A study by Seeleman et al. [32] argues that the entire healthcare system needs to become culturally competent. It is not sufficient to educate only culturally competent medical doctors because patients also meet other professional groups like nurses, physical therapists and secretaries in the healthcare sector, and they use cafeterias and other services at the hospitals. The healthcare organisation needs to be inclusive with regard to an increasingly ethnically mixed patient population, and the culturally competent practice of individual professionals needs to be supported by managers, organisational strategies and general health policies.

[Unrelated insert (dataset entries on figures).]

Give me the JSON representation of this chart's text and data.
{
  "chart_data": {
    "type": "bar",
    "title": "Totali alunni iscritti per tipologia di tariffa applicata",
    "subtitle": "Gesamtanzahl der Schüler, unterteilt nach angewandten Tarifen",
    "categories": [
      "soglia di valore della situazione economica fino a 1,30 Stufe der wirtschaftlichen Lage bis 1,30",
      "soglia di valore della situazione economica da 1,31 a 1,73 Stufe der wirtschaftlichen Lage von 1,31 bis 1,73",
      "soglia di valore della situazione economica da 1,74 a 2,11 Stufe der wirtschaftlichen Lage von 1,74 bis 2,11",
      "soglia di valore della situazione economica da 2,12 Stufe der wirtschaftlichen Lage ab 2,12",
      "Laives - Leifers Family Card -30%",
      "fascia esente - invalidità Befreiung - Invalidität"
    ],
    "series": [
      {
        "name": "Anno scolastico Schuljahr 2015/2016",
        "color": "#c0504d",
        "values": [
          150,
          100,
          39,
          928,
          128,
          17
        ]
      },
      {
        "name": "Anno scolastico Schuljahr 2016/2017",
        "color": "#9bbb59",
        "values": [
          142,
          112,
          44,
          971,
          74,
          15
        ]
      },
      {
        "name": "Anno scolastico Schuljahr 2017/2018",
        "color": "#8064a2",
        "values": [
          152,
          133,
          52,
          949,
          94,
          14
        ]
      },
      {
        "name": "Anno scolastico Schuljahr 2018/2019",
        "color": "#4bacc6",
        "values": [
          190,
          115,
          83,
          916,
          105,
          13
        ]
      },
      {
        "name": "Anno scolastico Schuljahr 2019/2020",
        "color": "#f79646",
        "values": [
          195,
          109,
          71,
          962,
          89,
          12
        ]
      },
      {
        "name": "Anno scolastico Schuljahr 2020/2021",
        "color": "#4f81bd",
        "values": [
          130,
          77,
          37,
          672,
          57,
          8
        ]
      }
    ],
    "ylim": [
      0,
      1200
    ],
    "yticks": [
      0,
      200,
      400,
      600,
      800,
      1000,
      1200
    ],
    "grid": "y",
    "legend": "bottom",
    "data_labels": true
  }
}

Therefore, we need to broaden the implementation of CCs to include the whole organisation or institution, which means that CC in curricula should contain equity organisational standards. In this regard, Suarez Balcazar et al. [33] state that medical staff and the other professionals in healthcare organisations should be capable of promoting (a) the capacity to adopt a multicultural mission that embraces equality and diversity as values; (b) services and organisational processes that are adapted to the needs of multicultural collective groups; (c) horizontal and reciprocal relationships by including users in the decision-making processes; (d) the capacity to engage in new roles, (e) pluralistic leadership capable of equally representing the needs and views of all constituents and (f) quality and systems change rather than pursuing a quick fix approach, i.e., seeking to maintain services and practices that support multicultural populations.

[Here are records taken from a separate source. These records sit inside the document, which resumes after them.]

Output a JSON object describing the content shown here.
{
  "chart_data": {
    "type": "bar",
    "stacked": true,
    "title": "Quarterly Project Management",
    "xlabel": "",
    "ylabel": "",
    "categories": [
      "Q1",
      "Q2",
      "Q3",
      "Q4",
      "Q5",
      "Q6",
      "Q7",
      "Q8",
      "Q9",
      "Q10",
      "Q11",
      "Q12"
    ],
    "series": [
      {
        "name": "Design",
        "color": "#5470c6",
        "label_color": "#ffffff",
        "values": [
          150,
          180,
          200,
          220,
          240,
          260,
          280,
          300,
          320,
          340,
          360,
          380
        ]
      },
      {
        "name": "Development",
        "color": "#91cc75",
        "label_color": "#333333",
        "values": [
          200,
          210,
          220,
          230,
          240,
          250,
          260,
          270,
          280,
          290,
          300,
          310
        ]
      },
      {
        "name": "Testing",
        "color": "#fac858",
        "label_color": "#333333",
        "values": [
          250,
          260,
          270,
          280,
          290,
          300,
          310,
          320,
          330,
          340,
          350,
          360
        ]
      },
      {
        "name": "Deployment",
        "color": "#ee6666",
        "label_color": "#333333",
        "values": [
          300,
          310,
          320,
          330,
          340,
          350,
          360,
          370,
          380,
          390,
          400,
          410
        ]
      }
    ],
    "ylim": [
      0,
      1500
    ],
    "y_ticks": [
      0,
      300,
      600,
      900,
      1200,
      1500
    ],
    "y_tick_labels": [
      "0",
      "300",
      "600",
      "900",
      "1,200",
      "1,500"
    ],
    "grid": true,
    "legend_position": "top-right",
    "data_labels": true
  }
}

Finally we recommend that our questionnaire should be validated in order to obtain more robust findings and also to encourage other researchers to use it in assessments of CC in medical education.

Conclusions

We set out to explore existing CC at different organisational levels in the 12 European University medical education programmes that participated in our study. Our results indicate possible deficiencies in the commitment to and practice of CC within these educational programmes. In light of the accumulating research on the need for cultural and broader diversity competence in healthcare – both structurally and professionally – there is a clear potential for improvements regarding CCs in these medical programmes. Key challenges are to make lasting changes in the medical education programmes by incorporating cultural diversity. These policy changes could lead to a curriculum that promotes students’ awareness of their own biases without promoting cultural stereotypes, and could also create motivated and engaged stakeholders (teachers, management, etc.) within the organisation who are ready and able to promote and allocate resources to CC training for teachers. Medical deans and directors are key actors in the process of changing the focus of educational policies, definition of targets and outcomes, training of teachers and assessing the effect of such changes on students.